Improving the Naturalness of Synthesized Spectrograms for TTS Using GANBased Post-Processing
Conference: Speech Communication - 15th ITG Conference
09/20/2023 - 09/22/2023 at Aachen
doi:10.30420/456164053
Proceedings: ITG-Fb. 312: Speech Communication
Pages: 5Language: englishTyp: PDF
Authors:
Sani, Paolo; Bauer, Judith; Zalkow, Frank; Dittmar, Christian (Fraunhofer IIS, Erlangen, Germany)

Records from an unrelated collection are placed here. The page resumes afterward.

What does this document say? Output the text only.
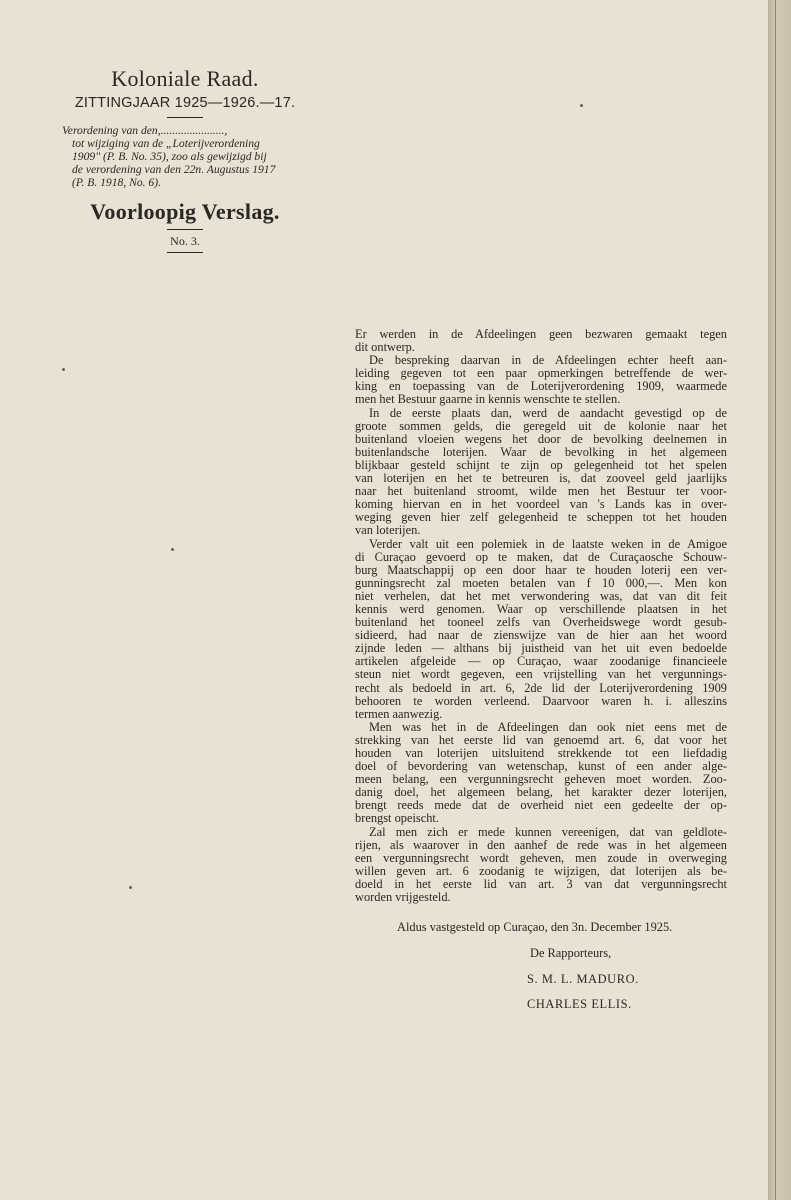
Koloniale Raad.
ZITTINGJAAR 1925—1926.—17.
Verordening van den,......................,
tot wijziging van de „Loterijverordening
1909" (P. B. No. 35), zoo als gewijzigd bij
de verordening van den 22n. Augustus 1917
(P. B. 1918, No. 6).
Voorloopig Verslag.
No. 3.

Er werden in de Afdeelingen geen bezwaren gemaakt tegen
dit ontwerp.

De bespreking daarvan in de Afdeelingen echter heeft aan-
leiding gegeven tot een paar opmerkingen betreffende de wer-
king en toepassing van de Loterijverordening 1909, waarmede
men het Bestuur gaarne in kennis wenschte te stellen.

In de eerste plaats dan, werd de aandacht gevestigd op de
groote sommen gelds, die geregeld uit de kolonie naar het
buitenland vloeien wegens het door de bevolking deelnemen in
buitenlandsche loterijen. Waar de bevolking in het algemeen
blijkbaar gesteld schijnt te zijn op gelegenheid tot het spelen
van loterijen en het te betreuren is, dat zooveel geld jaarlijks
naar het buitenland stroomt, wilde men het Bestuur ter voor-
koming hiervan en in het voordeel van 's Lands kas in over-
weging geven hier zelf gelegenheid te scheppen tot het houden
van loterijen.

Verder valt uit een polemiek in de laatste weken in de Amigoe
di Curaçao gevoerd op te maken, dat de Curaçaosche Schouw-
burg Maatschappij op een door haar te houden loterij een ver-
gunningsrecht zal moeten betalen van f 10 000,—. Men kon
niet verhelen, dat het met verwondering was, dat van dit feit
kennis werd genomen. Waar op verschillende plaatsen in het
buitenland het tooneel zelfs van Overheidswege wordt gesub-
sidieerd, had naar de zienswijze van de hier aan het woord
zijnde leden — althans bij juistheid van het uit even bedoelde
artikelen afgeleide — op Curaçao, waar zoodanige financieele
steun niet wordt gegeven, een vrijstelling van het vergunnings-
recht als bedoeld in art. 6, 2de lid der Loterijverordening 1909
behooren te worden verleend. Daarvoor waren h. i. alleszins
termen aanwezig.

Men was het in de Afdeelingen dan ook niet eens met de
strekking van het eerste lid van genoemd art. 6, dat voor het
houden van loterijen uitsluitend strekkende tot een liefdadig
doel of bevordering van wetenschap, kunst of een ander alge-
meen belang, een vergunningsrecht geheven moet worden. Zoo-
danig doel, het algemeen belang, het karakter dezer loterijen,
brengt reeds mede dat de overheid niet een gedeelte der op-
brengst opeischt.

Zal men zich er mede kunnen vereenigen, dat van geldlote-
rijen, als waarover in den aanhef de rede was in het algemeen
een vergunningsrecht wordt geheven, men zoude in overweging
willen geven art. 6 zoodanig te wijzigen, dat loterijen als be-
doeld in het eerste lid van art. 3 van dat vergunningsrecht
worden vrijgesteld.

Aldus vastgesteld op Curaçao, den 3n. December 1925.
De Rapporteurs,
S. M. L. MADURO.
CHARLES ELLIS.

Habets, Emanuel A. P. (Fraunhofer IIS, Erlangen, Germany & International Audio Laboratories Erlangen, Germany)
Abstract:
Recent text-to-speech (TTS) architectures usually synthesize speech in two stages. Firstly, an acoustic model predicts a compressed spectrogram from text input. Secondly, a neural vocoder converts the spectrogram into a time-domain audio signal. However, the synthesized spectrograms often substantially differ from real-world spectrograms. In particular, they miss fine-grained details, which is referred to as the “over-smoothing effect.” Consequently, the audio signals generated by the vocoder may contain audible artifacts. We propose a spectrogram post-processing model based on generative adversarial networks (GANs) to improve the naturalness of synthesized spectrograms. In our experiments, we use acoustic models of varying quality (yielding different degrees of artifacts) and conduct listening tests, which show that our approach can substantially improve the naturalness of synthesized spectrograms. This improvement is especially significant for highly degraded spectrograms, which miss fine-grained details or harmonic content.